🤖 AI Summary
This work addresses the poor stability and non-robust trajectory generation in high-speed agile locomotion of quadrupedal and bipedal robots. We propose the History-Aware Curriculum Learning (HACL) framework, the first to incorporate RNN-based hidden-state modeling into reinforcement learning—explicitly encoding temporal dependencies among joint velocity commands and linear/angular velocity rewards. This enables dynamic, adaptive curriculum scheduling and co-training across simulation and real hardware. Evaluated on MIT Mini Cheetah and Unitree Go1/Go2 platforms, Go1 achieves a peak forward speed of 6.7 m/s (vs. 7 m/s command), outperforming state-of-the-art methods by ~20%. Both simulation and physical experiments demonstrate strong generalization. Our core contributions are: (i) a time-aware historical modeling mechanism that captures critical temporal dynamics in locomotion control, and (ii) the HACL training paradigm, which significantly improves stability and efficiency in high-speed robotic locomotion.
📝 Abstract
We address the problem of agile and rapid locomotion, a key characteristic of quadrupedal and bipedal robots. We present a new algorithm that maintains stability and generates high-speed trajectories by considering the temporal aspect of locomotion. Our formulation takes into account past information based on a novel history-aware curriculum Learning (HACL) algorithm.
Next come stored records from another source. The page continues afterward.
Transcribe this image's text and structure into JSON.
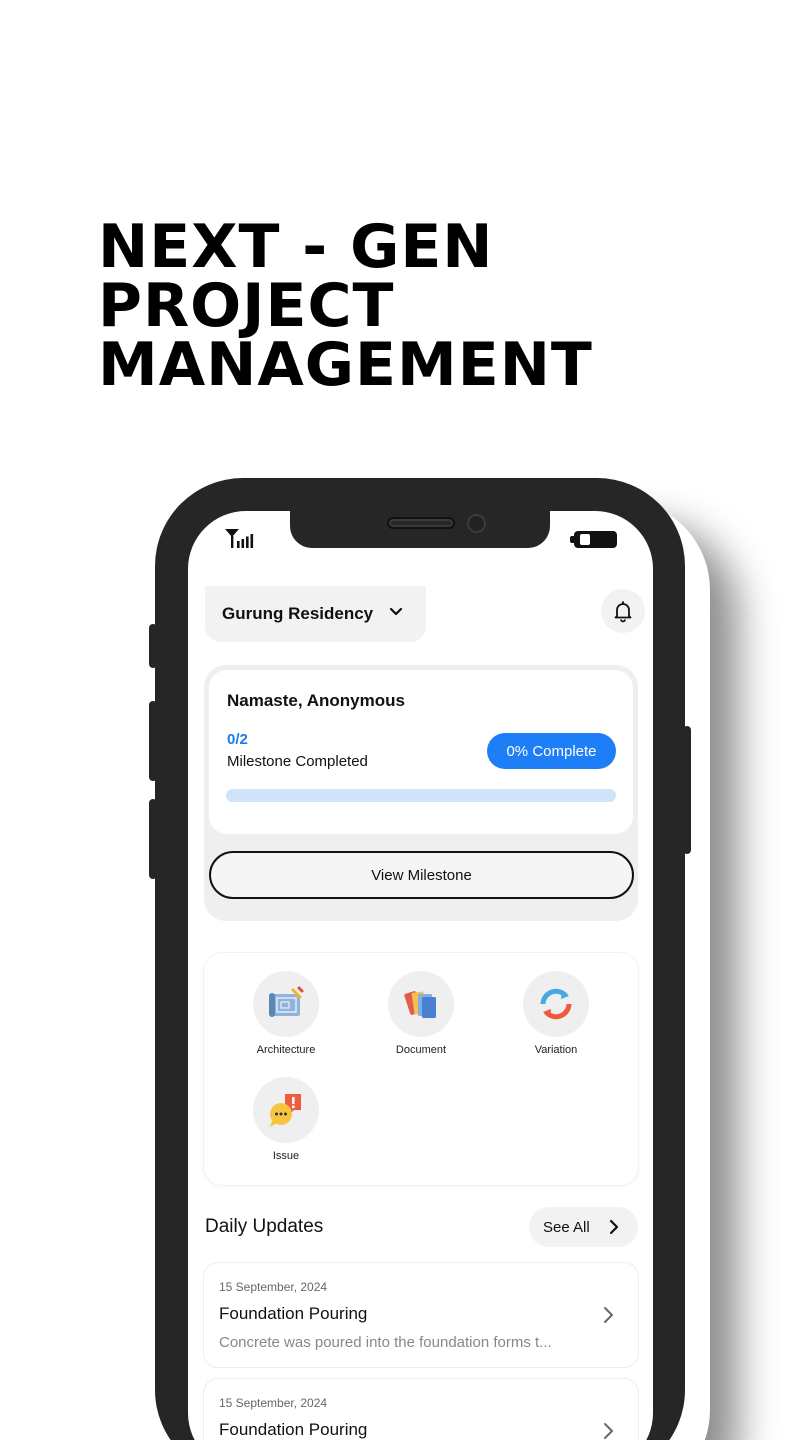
{
  "headline": {
    "lines": [
      "NEXT - GEN",
      "PROJECT",
      "MANAGEMENT"
    ]
  },
  "status_bar": {
    "signal_icon": "signal-icon",
    "battery_icon": "battery-icon"
  },
  "header": {
    "project_name": "Gurung Residency",
    "dropdown_icon": "chevron-down-icon",
    "notification_icon": "bell-icon"
  },
  "milestone_card": {
    "greeting": "Namaste, Anonymous",
    "count": "0/2",
    "label": "Milestone Completed",
    "percent_label": "0% Complete",
    "progress": 0,
    "button_label": "View Milestone"
  },
  "menu": {
    "items": [
      {
        "label": "Architecture",
        "icon": "blueprint-icon"
      },
      {
        "label": "Document",
        "icon": "folders-icon"
      },
      {
        "label": "Variation",
        "icon": "refresh-icon"
      },
      {
        "label": "Issue",
        "icon": "chat-alert-icon"
      }
    ]
  },
  "daily_updates": {
    "title": "Daily Updates",
    "see_all": "See All",
    "items": [
      {
        "date": "15 September, 2024",
        "title": "Foundation Pouring",
        "description": "Concrete was poured into the foundation forms t..."
      },
      {
        "date": "15 September, 2024",
        "title": "Foundation Pouring",
        "description": ""
      }
    ]
  },
  "colors": {
    "accent": "#1e7ef5",
    "progress_track": "#cfe3fb",
    "frame": "#262626"
  }
}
We model the history of joint velocity commands with respect to the observed linear and angular rewards using a recurrent neural net (RNN). The hidden state helps the curriculum learn the relationship between the forward linear velocity and angular velocity commands and the rewards over a given time-step. We validate our approach on the MIT Mini Cheetah,Unitree Go1, and Go2 robots in a simulated environment and on a Unitree Go1 robot in real-world scenarios. In practice, HACL achieves peak forward velocity of 6.7 m/s for a given command velocity of 7m/s and outperforms prior locomotion algorithms by nearly 20%.